Facile synthesis of porous CuO polyhedron from Cu-based metal organic framework (MOF-199) for electrocatalytic water oxidation

Abstract

Metal–organic frameworks (MOFs) have been demonstrated as suitable metal sources and sacrificial templates for the preparation of porous transition-metal oxide nanomaterials. Herein, porous CuO micro-polyhedra assembled from numerous nanoparticles are synthesized simply by employing a Cu-based MOF as a precursor via a one-step calcination process under an air atmosphere. Benefitting from their high porosity and large specific surface area, porous CuO materials exhibit excellent electrocatalytic performances toward water oxidation in pH 9.2 KBi solution. A low catalytic onset potential at 1.05 V vs. NHE (NHE = normal hydrogen electrode) is obtained based on electrochemical measurements.
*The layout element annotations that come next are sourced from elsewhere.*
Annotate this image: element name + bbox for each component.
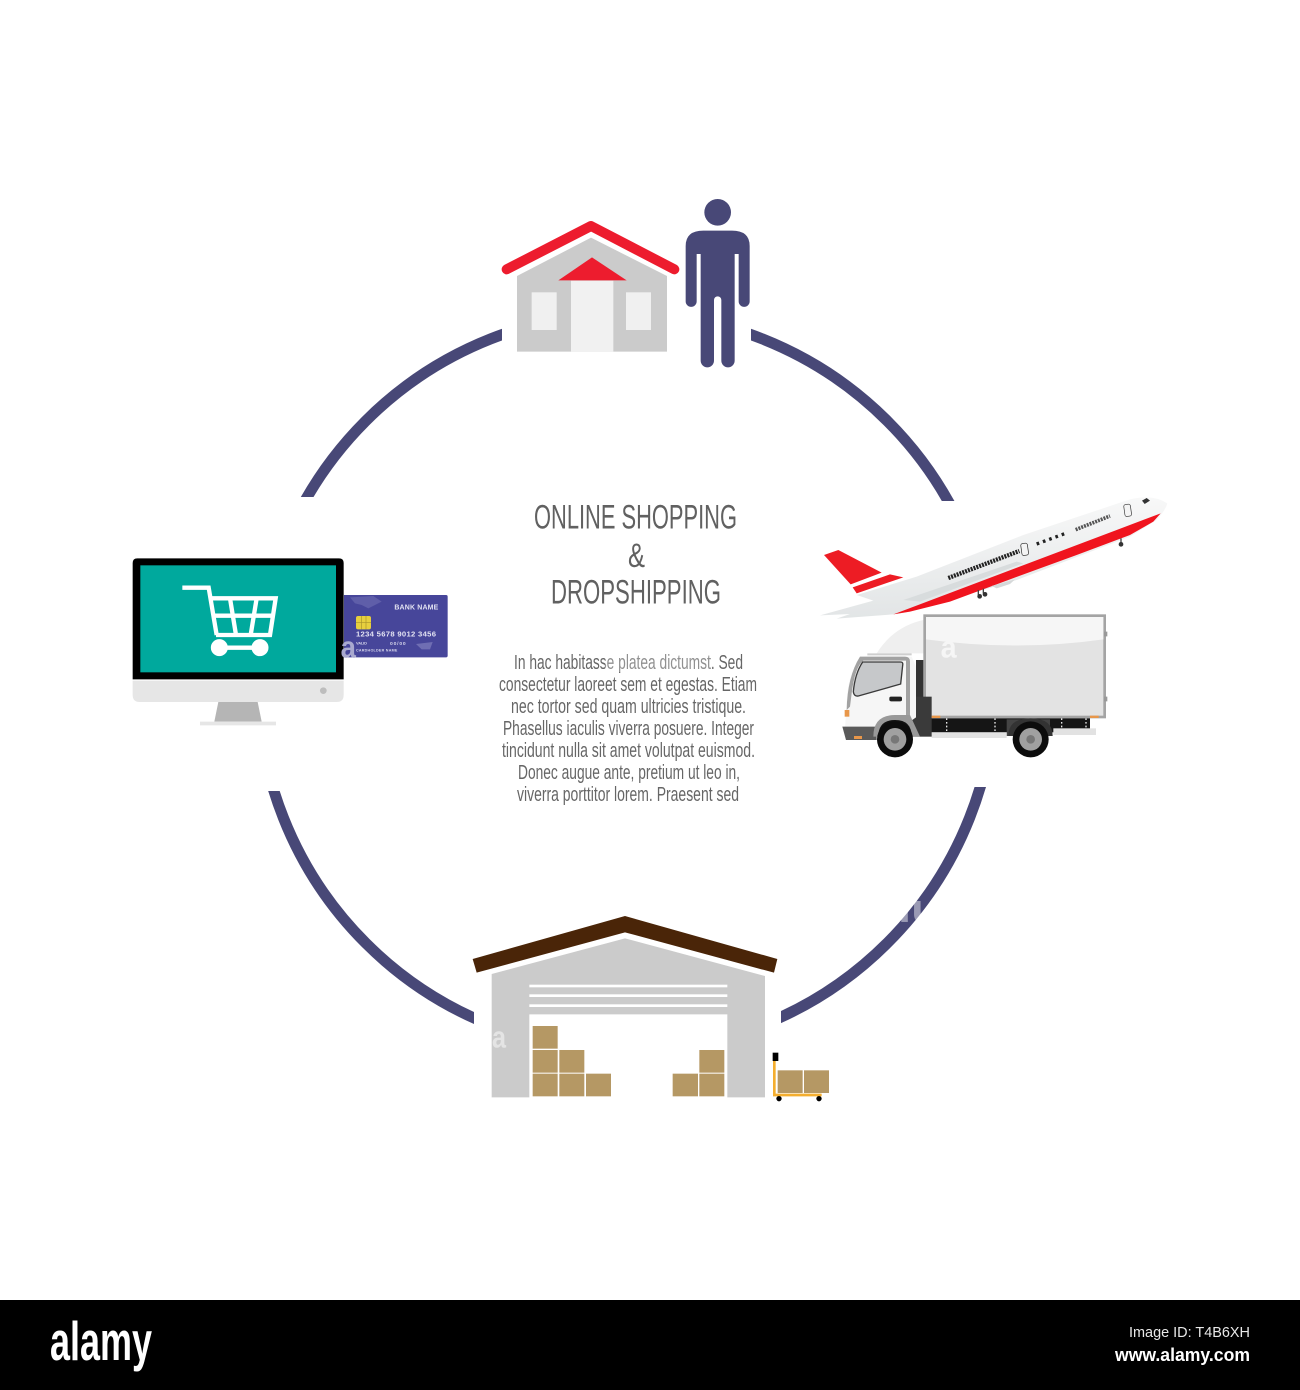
icon: credit card: CARDHOLDER NAME <box>356 648 398 652</box>
icon: airplane <box>820 497 1167 619</box>
icon: airplane and truck <box>820 497 1167 757</box>
icon: desktop monitor <box>133 558 344 725</box>
title: DROPSHIPPING <box>551 574 721 612</box>
shutter lines <box>529 985 727 1007</box>
footer url: www.alamy.com <box>1114 1345 1250 1365</box>
icon: credit card: BANK NAME <box>394 604 439 611</box>
footer bar <box>0 1300 1300 1390</box>
title <box>534 498 737 612</box>
faint watermark on ring: lu <box>898 887 940 931</box>
body text: viverra porttitor lorem. Praesent sed <box>517 783 739 806</box>
cycle ring <box>258 313 996 1051</box>
hand trolley with boxes <box>773 1053 829 1101</box>
watermark letter on warehouse: a <box>492 1021 507 1055</box>
body text: nec tortor sed quam ultricies tristique. <box>511 695 746 718</box>
body text: Phasellus iaculis viverra posuere. Integer <box>503 717 754 740</box>
watermark letter on truck: a <box>941 631 958 665</box>
icon: computer and credit card <box>133 558 448 725</box>
icon: credit card: VALID <box>356 641 367 646</box>
icon: house and person <box>507 199 750 367</box>
icon: warehouse <box>473 916 829 1101</box>
watermark letter on card: a <box>341 630 357 664</box>
body text <box>499 651 757 806</box>
footer image id: Image ID: T4B6XH <box>1129 1324 1250 1341</box>
warehouse building <box>492 938 765 1097</box>
warehouse roof <box>473 916 777 973</box>
icon: delivery truck <box>842 616 1107 757</box>
footer logo: alamy <box>50 1310 152 1372</box>
body text: In hac habitasse platea dictumst. Sed <box>514 651 743 674</box>
icon: person <box>686 199 750 367</box>
icon: credit card: 00/00 <box>390 641 406 647</box>
title: & <box>628 537 645 575</box>
stacked boxes <box>533 1026 724 1096</box>
title: ONLINE SHOPPING <box>534 498 737 536</box>
icon: house <box>507 226 674 352</box>
icon: credit card: 1234 5678 9012 3456 <box>356 630 436 639</box>
body text: consectetur laoreet sem et egestas. Etiam <box>499 673 757 696</box>
icon: credit card <box>344 595 448 657</box>
body text: Donec augue ante, pretium ut leo in, <box>518 761 740 784</box>
body text: tincidunt nulla sit amet volutpat euismod. <box>502 739 755 762</box>
icon: shopping cart <box>182 588 276 654</box>
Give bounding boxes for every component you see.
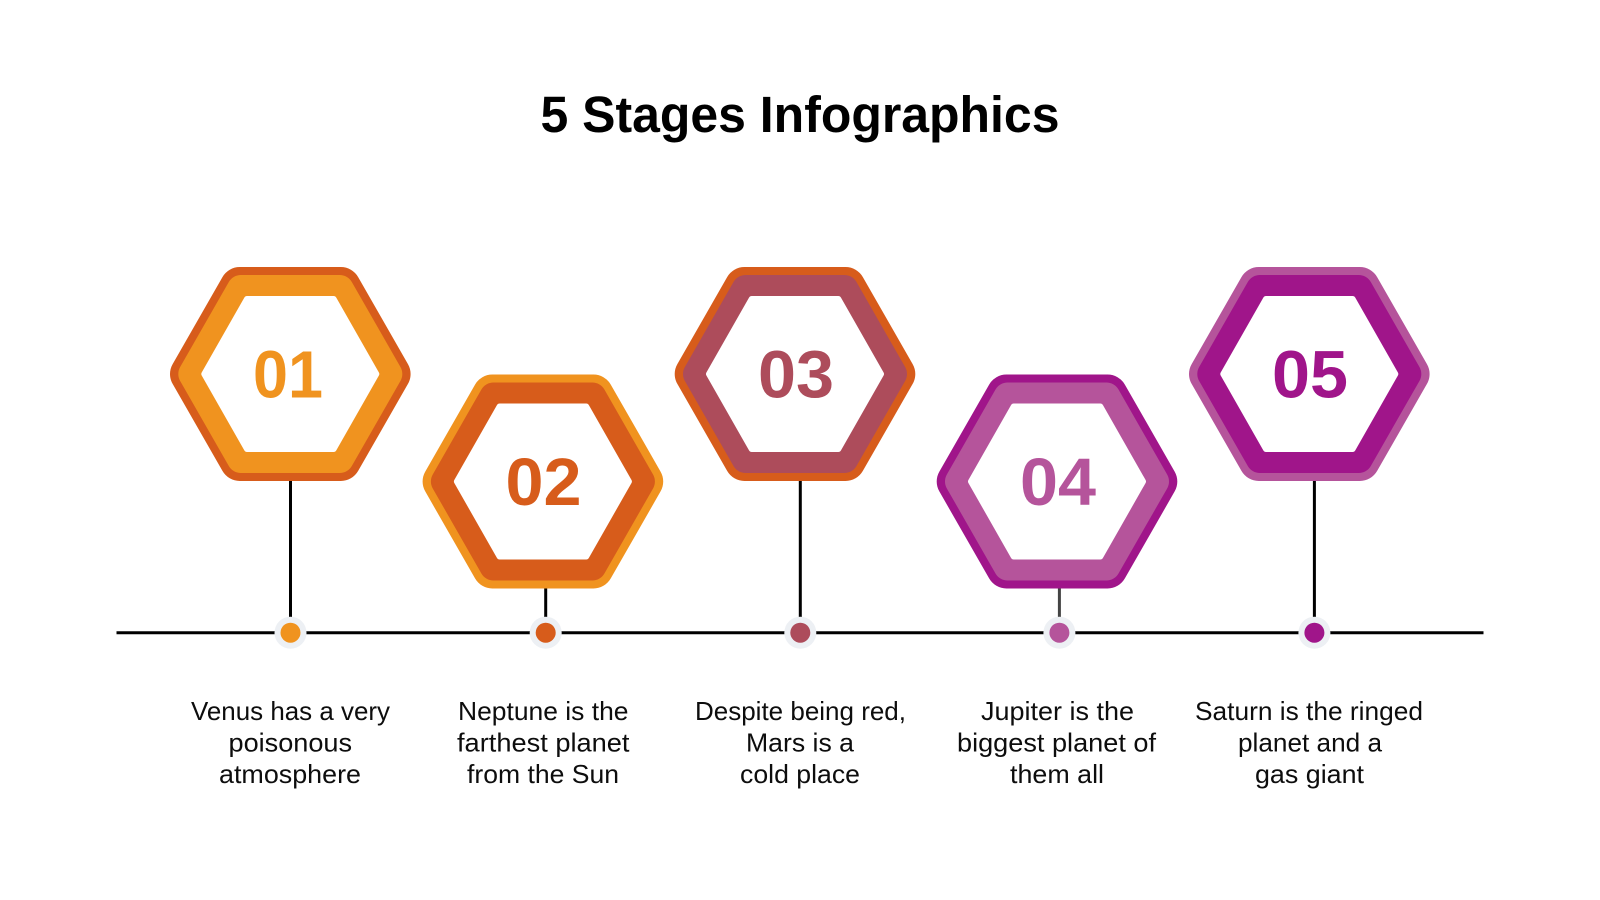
number 05: 05	[1272, 338, 1348, 412]
description 2	[457, 696, 630, 789]
hexagon 5	[1209, 287, 1410, 461]
number 03: 03	[758, 338, 834, 412]
hexagon 1	[190, 287, 391, 461]
stage 2	[443, 394, 643, 789]
description 2: farthest planet	[457, 728, 630, 758]
stage 4	[957, 394, 1157, 789]
title: 5 Stages Infographics	[540, 86, 1060, 143]
description 2: from the Sun	[467, 759, 619, 789]
description 1: poisonous	[228, 728, 352, 758]
description 3: Despite being red,	[695, 696, 906, 726]
stage 5	[1195, 287, 1423, 789]
number 02: 02	[506, 445, 582, 520]
description 5: Saturn is the ringed	[1195, 696, 1423, 726]
description 5: planet and a	[1238, 728, 1383, 758]
description 5	[1195, 696, 1423, 789]
description 4: biggest planet of	[957, 728, 1157, 758]
hexagon 4	[957, 394, 1157, 568]
description 4: Jupiter is the	[981, 696, 1134, 726]
number 01: 01	[253, 338, 323, 412]
hexagon 2	[443, 394, 643, 568]
stage 3	[695, 287, 906, 789]
timeline marker 2	[530, 617, 562, 649]
connector 3	[799, 480, 802, 620]
timeline marker 5	[1298, 617, 1330, 649]
stage 1	[190, 287, 391, 789]
description 4	[957, 696, 1157, 789]
description 2: Neptune is the	[458, 696, 628, 726]
description 3	[695, 696, 906, 789]
connector 4	[1058, 588, 1061, 620]
hexagon 3	[695, 287, 895, 461]
timeline marker 4	[1043, 617, 1075, 649]
description 1: Venus has a very	[191, 696, 390, 726]
connector 2	[544, 588, 547, 620]
connector 5	[1313, 480, 1316, 620]
description 4: them all	[1010, 759, 1104, 789]
description 3: cold place	[740, 759, 860, 789]
description 1: atmosphere	[219, 759, 361, 789]
number 04: 04	[1020, 445, 1096, 520]
connector 1	[289, 480, 292, 620]
timeline axis	[116, 631, 1484, 634]
description 3: Mars is a	[746, 728, 855, 758]
timeline marker 1	[274, 617, 306, 649]
description 1	[191, 696, 390, 789]
description 5: gas giant	[1255, 759, 1365, 789]
timeline marker 3	[784, 617, 816, 649]
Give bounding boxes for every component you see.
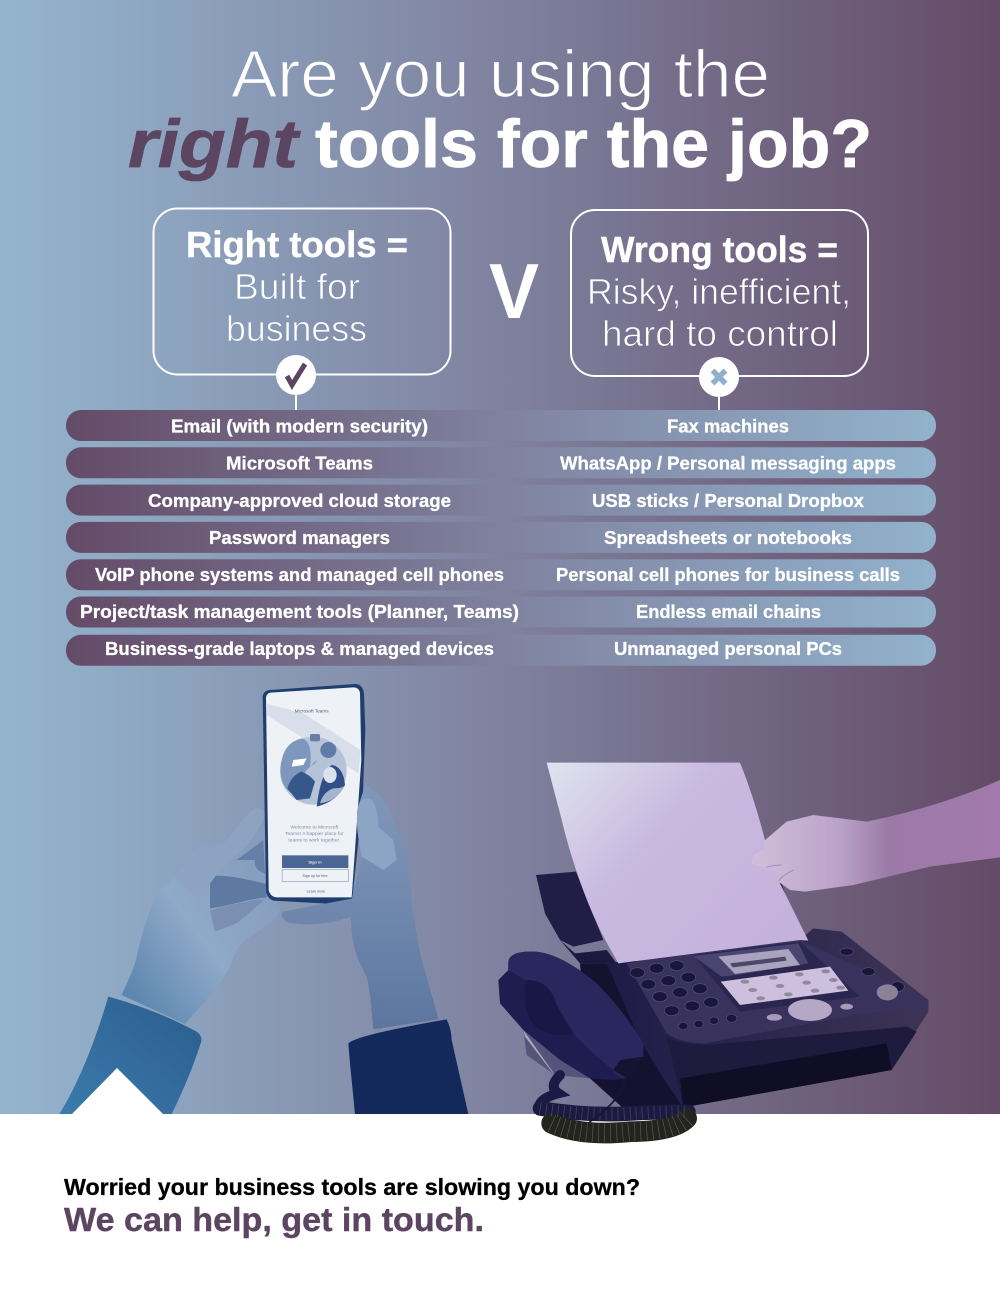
list: right tools: Microsoft Teams <box>226 454 373 474</box>
panel: right tools: business <box>226 308 367 349</box>
list: wrong tools: WhatsApp / Personal messaging apps <box>560 454 896 474</box>
fax buttons <box>630 948 904 1030</box>
list: right tools: VoIP phone systems and managed cell phones <box>95 565 504 585</box>
call to action <box>64 1174 640 1238</box>
list: wrong tools: Unmanaged personal PCs <box>614 639 842 659</box>
versus mark: V <box>489 247 539 335</box>
fax base under handset <box>580 963 683 1108</box>
list: wrong tools: Personal cell phones for business calls <box>556 565 900 585</box>
illustration: fax machine <box>498 763 1000 1133</box>
illustration: hands holding phone <box>59 684 468 1114</box>
comparison bars <box>66 410 936 666</box>
panel: right tools: Built for <box>234 266 360 307</box>
coiled cord <box>538 1070 688 1133</box>
list: wrong tools: Endless email chains <box>636 602 821 622</box>
call to action: We can help, get in touch. <box>64 1201 484 1238</box>
list: wrong tools: Fax machines <box>667 416 789 436</box>
phone: Sign in <box>308 859 322 864</box>
list: wrong tools: USB sticks / Personal Dropbox <box>592 491 864 511</box>
phone: Welcome to Microsoft <box>290 824 339 830</box>
call to action: Worried your business tools are slowing you down? <box>64 1174 640 1200</box>
panel: wrong tools: Wrong tools = <box>601 229 838 270</box>
phone: Microsoft Teams <box>295 709 329 715</box>
title <box>128 37 872 182</box>
title: tools for the job? <box>315 106 872 182</box>
panel: right tools: Right tools = <box>186 224 408 265</box>
phone <box>263 684 365 905</box>
list: right tools: Business-grade laptops & managed devices <box>105 639 494 659</box>
panel: wrong tools <box>571 210 868 410</box>
list: wrong tools: Spreadsheets or notebooks <box>604 528 852 548</box>
telephone handset <box>498 952 643 1080</box>
title: Are you using the <box>231 37 770 112</box>
panel: right tools <box>154 208 450 410</box>
fax body <box>607 928 928 1107</box>
paper sheet <box>547 763 808 963</box>
list: right tools: Company-approved cloud storage <box>148 491 451 511</box>
white notch <box>72 1068 163 1114</box>
white footer panel <box>0 1114 1000 1294</box>
phone: Sign up for free <box>302 874 327 878</box>
title: right <box>128 106 301 182</box>
panel: wrong tools: hard to control <box>602 313 838 354</box>
list: wrong tools <box>556 416 900 659</box>
list: right tools: Password managers <box>209 528 390 548</box>
phone: teams to work together. <box>288 837 340 843</box>
list: right tools: Email (with modern security) <box>171 416 428 436</box>
list: right tools: Project/task management tools (Planner, Teams) <box>80 602 519 622</box>
panel: wrong tools: Risky, inefficient, <box>587 271 851 312</box>
arm and hand <box>752 780 1000 892</box>
list: right tools <box>80 416 519 659</box>
phone: Teams! A happier place for <box>285 831 344 837</box>
fax paper tray <box>536 872 603 947</box>
phone: Learn more <box>307 890 325 894</box>
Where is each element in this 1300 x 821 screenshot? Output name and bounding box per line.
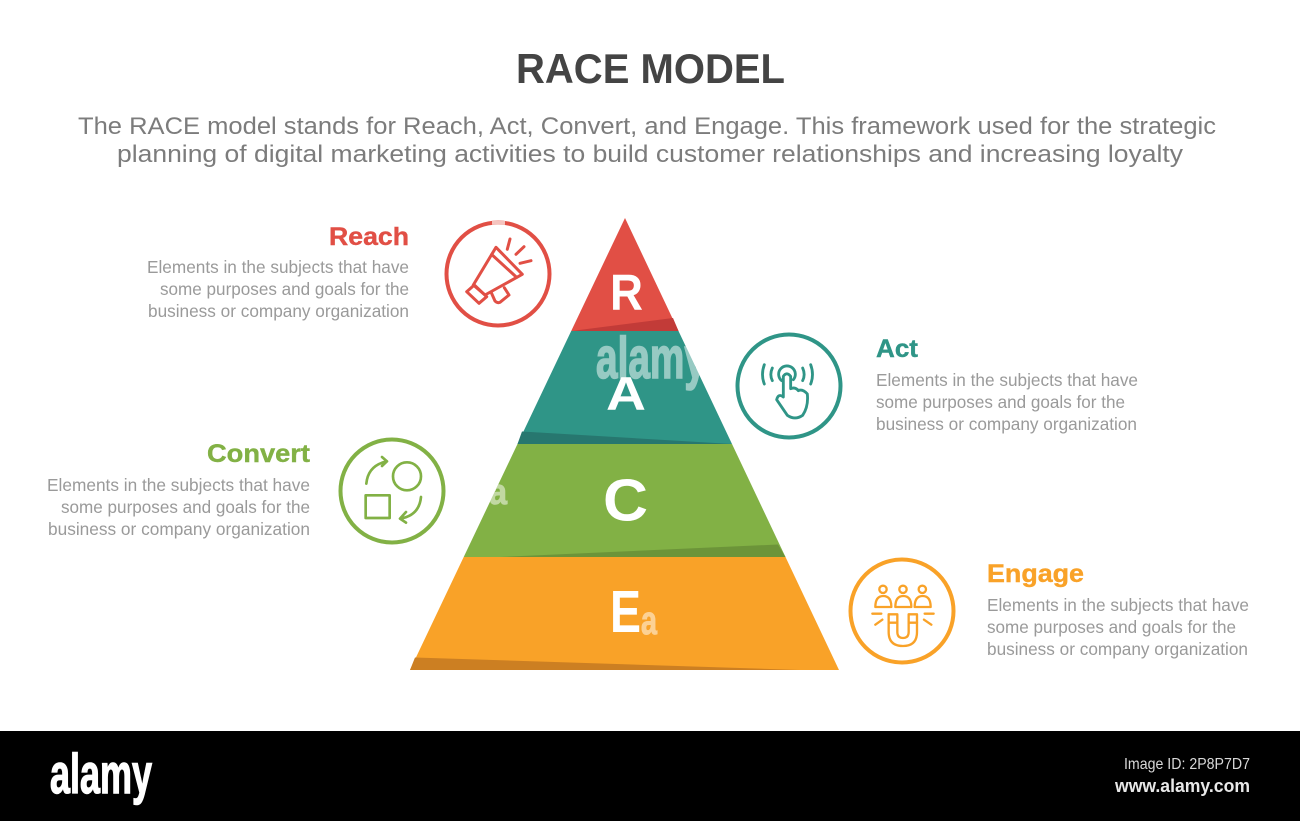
icon: touch hand	[738, 334, 840, 438]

A faradaic efficiency of nearly 98% and a stable catalytic current density of 2.2 mA cm⁻² are achieved under an applied potential of 1.30 V vs. NHE over an electrolysis period of 10 h. In addition, based on the Tafel plot, the required overpotentials are only ∼410 mV and ∼510 mV for achieving the catalytic current densities of 0.1 mA cm⁻² and 1.0 mA cm⁻², respectively. The excellent performances make it an appealing candidate as a potential catalyst for green energy applications.